Yasmin Ali is the founder and CEO of Skillspire, an education startup that offers technology boot camps and specifically targets immigrants, refugees and women. Skillspire launched back in April 2016 and is headquartered in Bellevue, Washington. Since launching, Skillspire has five employees and classes are largely taught by part-time instructors who work in technology and also immigrated here.
•Tell us a little about Skillspire? What inspired you to start the company?
We keep hearing about the shortage of skilled talent in the tech industry. Companies go out of the country to pay big bucks for talent. At the same time, right here in our backyard, we have communities of people like African Americans, Latinos, refugees and immigrants who come to this country in search of a better life. We characterize them as under-represented communities, who are eager for opportunities, but do not have the right connections or the resources to get into the booming tech sector. Skillspire was born out of this need to bridge the opportunity divide in the tech sector and under-represented communities. We want to provide an affordable path to anyone who is passionate and hungry about entering the tech industry.
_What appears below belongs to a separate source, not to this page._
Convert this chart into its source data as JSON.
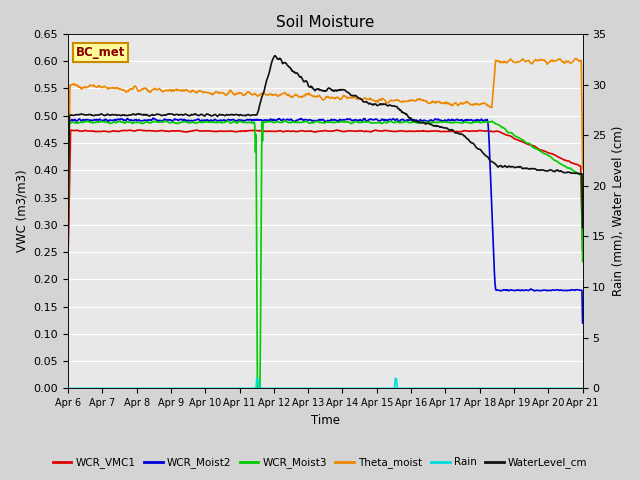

I was fortunate to get my MS in Computer Science and work for about 10 years, after which I took a break to raise my kids. During that time, I was very involved in several community activities and projects. I was instrumental in starting an evening school in Redmond, that continues to this day. As part of the Education Committee in a local non-profit org., I had the opportunity to work with people from different walks of life. When a good friend left Microsoft after almost 20 years to start his own startup, he observed the demand for skilled talent. This lead to the genesis of Skillspire. Why not train people locally and place them in the local tech companies!
• How is Skillspire in making a difference?
Skillspire’s model is to partner with various community organizations that reach different ethnic populations. We are making a difference in the lives of very ordinary people. One of our students came to us from Congo. With a diploma in Computer Science from his country, he had no other choice but to take up a warehouse job. With a great attitude and humor, he said “I have been using my physical strength since the time I came here. I am eager to use my brain.” There are plenty of people who come from various countries and people here locally, who are great candidates because of their work ethic, loyalty and gratitude. Our hope is that companies will give them a chance, though they may not have a 4 year degree.
• What are some challenges you’ve faced?
Learning coding or other new technologies is hard work. Especially when the student comes from a background where there is not much support from family or community. If the student is not prepared to put in the time and commitment, it can be very challenging. When this happens, we see some students drop off halfway. With life challenges and lack of grit, students feel overwhelmed and drop out. Though we have setup a buddy system, with the instructors available outside of class, some students shy away from utilizing these resources.
Another challenge is the lack of financial resources for the students. We, at Skillspire, have consciously kept the fees very affordable. But the target population still has a lot of challenges in paying the fees. We do help them with monthly payments, but still a challenge.
Third challenge is that most job listings in the tech industry ask for applicants with a college degree. However, this requirement can be prohibitive for candidates with enough motivation and aptitude to succeed in the industry, but who lack the financial resources to pay their way through college.
• What’s been your biggest win?
Our biggest win is when our students close the loop by finding a job in the tech industry. And reading their thoughtful messages about how it has changed their life is very rewarding and humbling. We are just getting started, and constantly looking at ways to improve and increase our offerings. We are very fortunate to have some of the most dedicated instructors who truly believe in the mission of empowering under-represented communities, minorities and women. Most of them have changed career paths at some stage in their life and gone through coding bootcamps that they have a lot of lessons learned that they impart to our students.
• Who is your role model?
I have to say that it is my Dad. My Dad came from a very modest background and worked his way up the ladder. He used to constantly mentor students about the value of education and stressed it to everyone around him. There are plenty people who come up to us (my brothers and me) and tell us stories about how our father had helped them. Of course, we didn’t realize all this when we were growing up. He also started a foundation for education and single women. My dad passed away 12 years ago due to cancer. My siblings and I continue to run this foundation to this day and have been able to help several students and women. So, his legacy continues to this day.
• What has been your experience been with FFA?
I have been with FFA for only about 3 months, but it has been a huge help and support. Access Media event, for instance, was fantastic. We live in a male-dominated society. Its’ ironic that we, as women, have to deal with this in the 21st century. We see the bigotry everywhere. But if we, as women, don’t have the grit to make this work, we should not be a female founder in the first place. Being a Muslim, woman of color from a minority community, the odds are stacked against me. But I am determined to do what I feel is right for the under-represented community that I work with. I strongly believe that my mission is more than my startup and I want to do my small part in this world. And I do need allies like FFA who can make this path a little less painful.